A scenic, unspoiled site might seem an unequivocal asset in designing a vacation home. But Wyoming’s Wapiti Valley, the mountain-rimmed 50-mile run of the North Fork Shoshone River east of Yellowstone National Park, could intimidate even the most self-assured architect. The grandeur and openness of the landscape tends to make buildings look like toys, and the region’s harsh weather can make them feel equally insubstantial. Both aesthetically and literally, says architect Brett Nave, “you’re on your own out there.” But Nave, with then-partner Lori Ryker, rose to the challenge, producing an idiosyncratic, impressionistic house that becomes part of this magnificent setting without disappearing into it.
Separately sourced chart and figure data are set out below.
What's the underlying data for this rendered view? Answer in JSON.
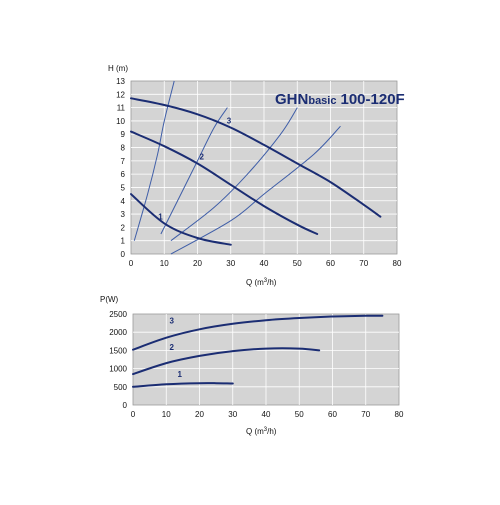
{
  "colors": {
    "plot_bg": "#d4d4d4",
    "grid": "#ffffff",
    "curve": "#1b2d73",
    "efficiency_curve": "#3f5ea8",
    "frame": "#9a9a9a"
  },
  "chart_data": [
    {
      "type": "line",
      "title_main": "GHN",
      "title_sub": "basic",
      "title_model": "100-120F",
      "ylabel": "H (m)",
      "xlabel_prefix": "Q (m",
      "xlabel_sup": "3",
      "xlabel_suffix": "/h)",
      "xlim": [
        0,
        80
      ],
      "ylim": [
        0,
        13
      ],
      "xticks": [
        "0",
        "10",
        "20",
        "30",
        "40",
        "50",
        "60",
        "70",
        "80"
      ],
      "yticks": [
        "0",
        "1",
        "2",
        "3",
        "4",
        "5",
        "6",
        "7",
        "8",
        "9",
        "10",
        "11",
        "12",
        "13"
      ],
      "grid": true,
      "series": [
        {
          "label": "1",
          "x": [
            0,
            10,
            20,
            30
          ],
          "y": [
            4.5,
            2.3,
            1.2,
            0.7
          ]
        },
        {
          "label": "2",
          "x": [
            0,
            10,
            20,
            30,
            40,
            50,
            56
          ],
          "y": [
            9.2,
            8.1,
            6.8,
            5.2,
            3.6,
            2.2,
            1.5
          ]
        },
        {
          "label": "3",
          "x": [
            0,
            10,
            20,
            30,
            40,
            50,
            60,
            70,
            75
          ],
          "y": [
            11.7,
            11.2,
            10.5,
            9.5,
            8.2,
            6.8,
            5.4,
            3.7,
            2.8
          ]
        }
      ],
      "efficiency_lines": [
        {
          "x": [
            1,
            5,
            8,
            10,
            13
          ],
          "y": [
            1.0,
            4.5,
            7.5,
            10.0,
            13.0
          ]
        },
        {
          "x": [
            9,
            15,
            20,
            25,
            29
          ],
          "y": [
            1.5,
            4.5,
            7.0,
            9.5,
            11.0
          ]
        },
        {
          "x": [
            12,
            25,
            35,
            45,
            50
          ],
          "y": [
            1.0,
            3.5,
            6.0,
            9.0,
            11.0
          ]
        },
        {
          "x": [
            12,
            30,
            40,
            55,
            63
          ],
          "y": [
            0.0,
            2.5,
            4.5,
            7.5,
            9.6
          ]
        }
      ]
    },
    {
      "type": "line",
      "ylabel": "P(W)",
      "xlabel_prefix": "Q (m",
      "xlabel_sup": "3",
      "xlabel_suffix": "/h)",
      "xlim": [
        0,
        80
      ],
      "ylim": [
        0,
        2500
      ],
      "xticks": [
        "0",
        "10",
        "20",
        "30",
        "40",
        "50",
        "60",
        "70",
        "80"
      ],
      "yticks": [
        "0",
        "500",
        "1000",
        "1500",
        "2000",
        "2500"
      ],
      "grid": true,
      "series": [
        {
          "label": "1",
          "x": [
            0,
            10,
            20,
            25,
            30
          ],
          "y": [
            500,
            570,
            600,
            600,
            590
          ]
        },
        {
          "label": "2",
          "x": [
            0,
            10,
            20,
            30,
            40,
            50,
            56
          ],
          "y": [
            850,
            1150,
            1350,
            1480,
            1550,
            1550,
            1500
          ]
        },
        {
          "label": "3",
          "x": [
            0,
            10,
            20,
            30,
            40,
            50,
            60,
            70,
            75
          ],
          "y": [
            1520,
            1850,
            2080,
            2230,
            2330,
            2390,
            2430,
            2450,
            2450
          ]
        }
      ]
    }
  ]
}
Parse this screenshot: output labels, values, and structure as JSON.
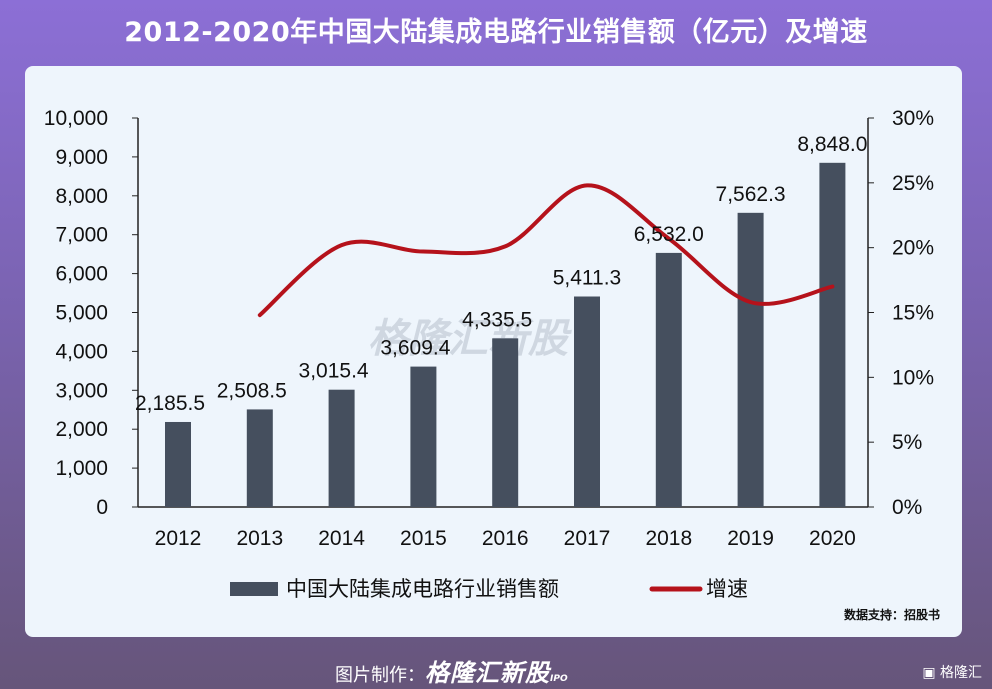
{
  "chart_data": {
    "type": "bar+line",
    "title": "2012-2020年中国大陆集成电路行业销售额（亿元）及增速",
    "categories": [
      "2012",
      "2013",
      "2014",
      "2015",
      "2016",
      "2017",
      "2018",
      "2019",
      "2020"
    ],
    "series": [
      {
        "name": "中国大陆集成电路行业销售额",
        "type": "bar",
        "axis": "left",
        "color": "#454f5e",
        "values": [
          2185.5,
          2508.5,
          3015.4,
          3609.4,
          4335.5,
          5411.3,
          6532.0,
          7562.3,
          8848.0
        ],
        "labels": [
          "2,185.5",
          "2,508.5",
          "3,015.4",
          "3,609.4",
          "4,335.5",
          "5,411.3",
          "6,532.0",
          "7,562.3",
          "8,848.0"
        ]
      },
      {
        "name": "增速",
        "type": "line",
        "axis": "right",
        "color": "#b5121b",
        "values": [
          null,
          14.8,
          20.2,
          19.7,
          20.1,
          24.8,
          20.7,
          15.8,
          17.0
        ]
      }
    ],
    "y_left": {
      "range": [
        0,
        10000
      ],
      "ticks": [
        "0",
        "1,000",
        "2,000",
        "3,000",
        "4,000",
        "5,000",
        "6,000",
        "7,000",
        "8,000",
        "9,000",
        "10,000"
      ]
    },
    "y_right": {
      "range": [
        0,
        30
      ],
      "unit": "%",
      "ticks": [
        "0%",
        "5%",
        "10%",
        "15%",
        "20%",
        "25%",
        "30%"
      ]
    },
    "legend": "bottom"
  },
  "source": "数据支持：招股书",
  "footer": {
    "label": "图片制作：",
    "logo": "格隆汇新股",
    "logo_sub": "IPO"
  },
  "brand": "格隆汇",
  "watermark": "格隆汇新股"
}
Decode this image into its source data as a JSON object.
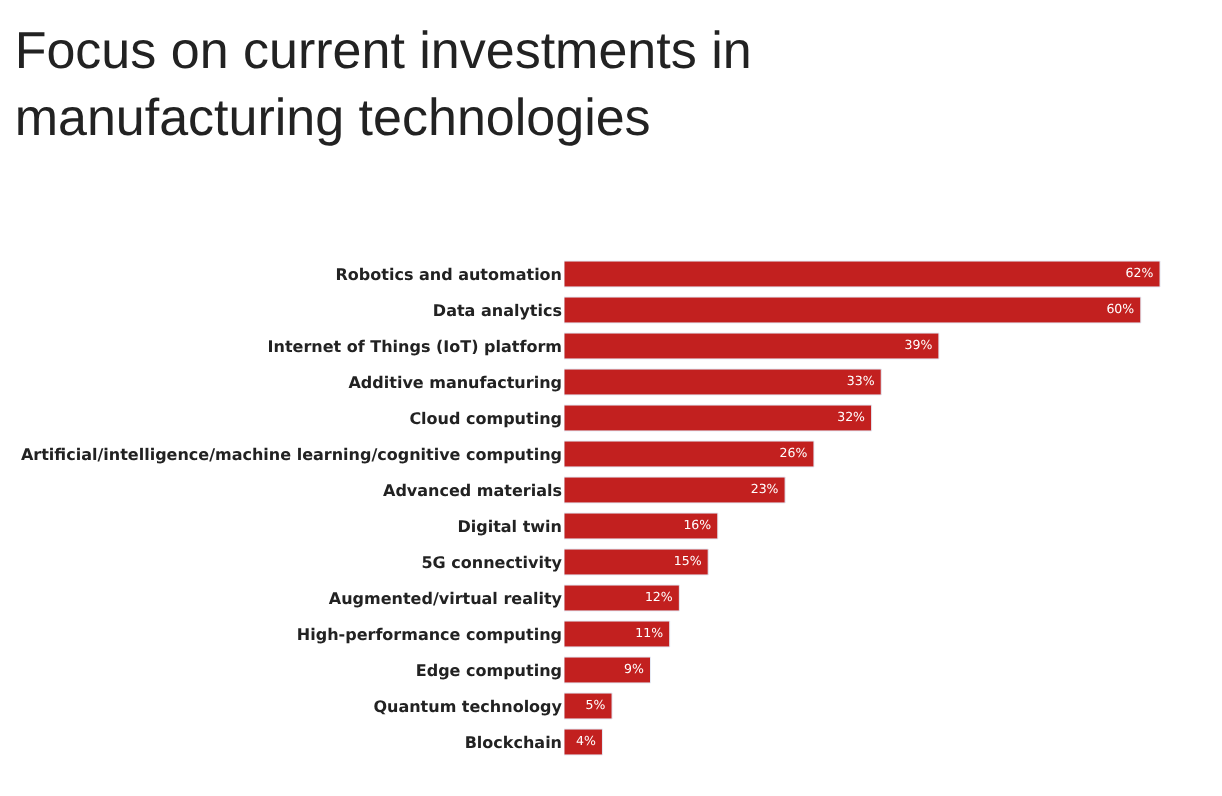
{
  "chart_data": {
    "type": "bar",
    "orientation": "horizontal",
    "title": "Focus on current investments in\nmanufacturing technologies",
    "categories": [
      "Robotics and automation",
      "Data analytics",
      "Internet of Things (IoT) platform",
      "Additive manufacturing",
      "Cloud computing",
      "Artificial/intelligence/machine learning/cognitive computing",
      "Advanced materials",
      "Digital twin",
      "5G connectivity",
      "Augmented/virtual reality",
      "High-performance computing",
      "Edge computing",
      "Quantum technology",
      "Blockchain"
    ],
    "values": [
      62,
      60,
      39,
      33,
      32,
      26,
      23,
      16,
      15,
      12,
      11,
      9,
      5,
      4
    ],
    "value_labels": [
      "62%",
      "60%",
      "39%",
      "33%",
      "32%",
      "26%",
      "23%",
      "16%",
      "15%",
      "12%",
      "11%",
      "9%",
      "5%",
      "4%"
    ],
    "color": "#c2201f"
  }
}
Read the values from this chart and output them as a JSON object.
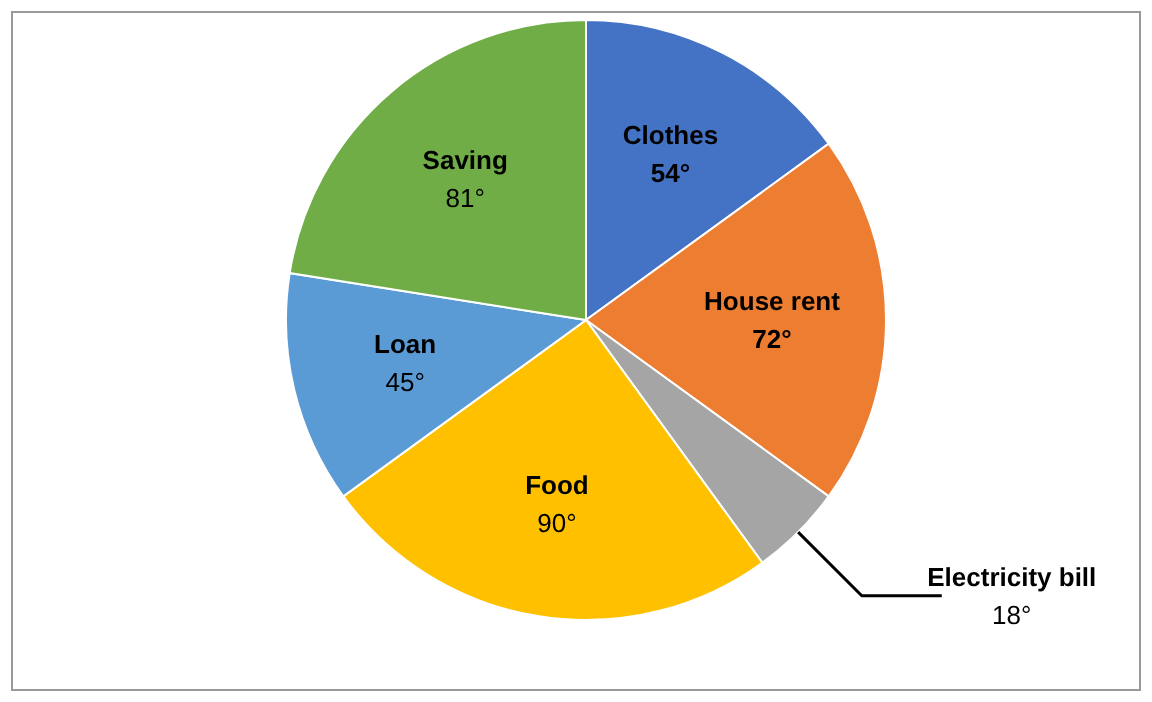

Nave’s Los Angeles–based clients presented an unusually open-ended program, specifying mainly that the house face away from the highway that borders their 120-acre property and toward the hills where they hike and ride horses. “It’s wild for miles and miles and miles to the north,” Nave says. “It’s elk and bears and wolves; that’s it.” Given the house’s exposure, Nave adopted something of a split-screen view, “designing the way it looks from a distance, but how it feels from standing right there.” The floor plan stretches along an east-west axis, bookending a central great room with a master suite to the west and a secondary bedroom suite to the east. A freestanding private gym extends the axis toward the east; a guest suite stands off to the south. The layout is intentionally simple, Nave explains. “There’s this constant flow from one end to the other.”

Working upward from the plan, the house builds layers of complexity in materials, geometry, light, and views. A 2-foot-thick rammed earth wall anchors the great room, screening views to the south, while a high glass wall opens toward the north. A canted butterfly roof—rising from south to north—floats above a high clerestory, reinforcing the orientation toward the mountains. The main house’s two bedroom wings, as well as the gym and guest house, shelter under separate and distinctly different roof forms. Favoring large expanses of glass over punched openings, Nave located the house’s few conventional windows to offer poetic, fragmentary views. “Anywhere you are in the house you have another vignette,” he says, “but nothing’s framed, so it’s more like being in the landscape than like taking pictures of the landscape.”

“I almost always try to design space first, from the inside out, and I don’t worry as much about [exterior] form,” the architect explains. But the house’s long, eccentrically rhythmic profile was no accident. A rambling composition suggestive of old Western mining camps, the building also echoes the jagged ridgeline of China Wall, the outcrop whose dragon-tail silhouette towers over the site. A variety of wall surfaces—rammed earth, standing seam metal, wood-veneer panels, plate steel, spaced hardwood boards, and expanded-metal screening—represent “an attempt to build different shadows at different times of day,” Nave says. “From a distance, it looks like rocks and shadows and protrusions from the ground. That’s what we were trying to do.”

Succeed as it might as landscape sculpture, however, a house is still a house, and this one also successfully provides secure shelter in an inspiring but unforgiving environment. “We clocked [the wind at] 108 miles per hour at one point on this site,” Nave says. “It’s super windy, very harsh, with lots of sunshine. The snow doesn’t stick around very long; it blows away.” Radiant heating in the concrete floors keeps the interior comfortable under normal conditions, but Nave specified a forced-air backup system to shorten recovery time when the interior temperature is allowed to drop.

On mild days, though, with its wall of folding glass doors drawn open, the great room takes on the character of a luxurious lean-to. Simple decks, with no railings to filter the view, project into the native grass and sagebrush meadow. And if the owners aren’t riding in the hills, one imagines them unwinding outdoors, recalling their last foray and planning the next, inhabiting a space that extends far beyond the walls of their house.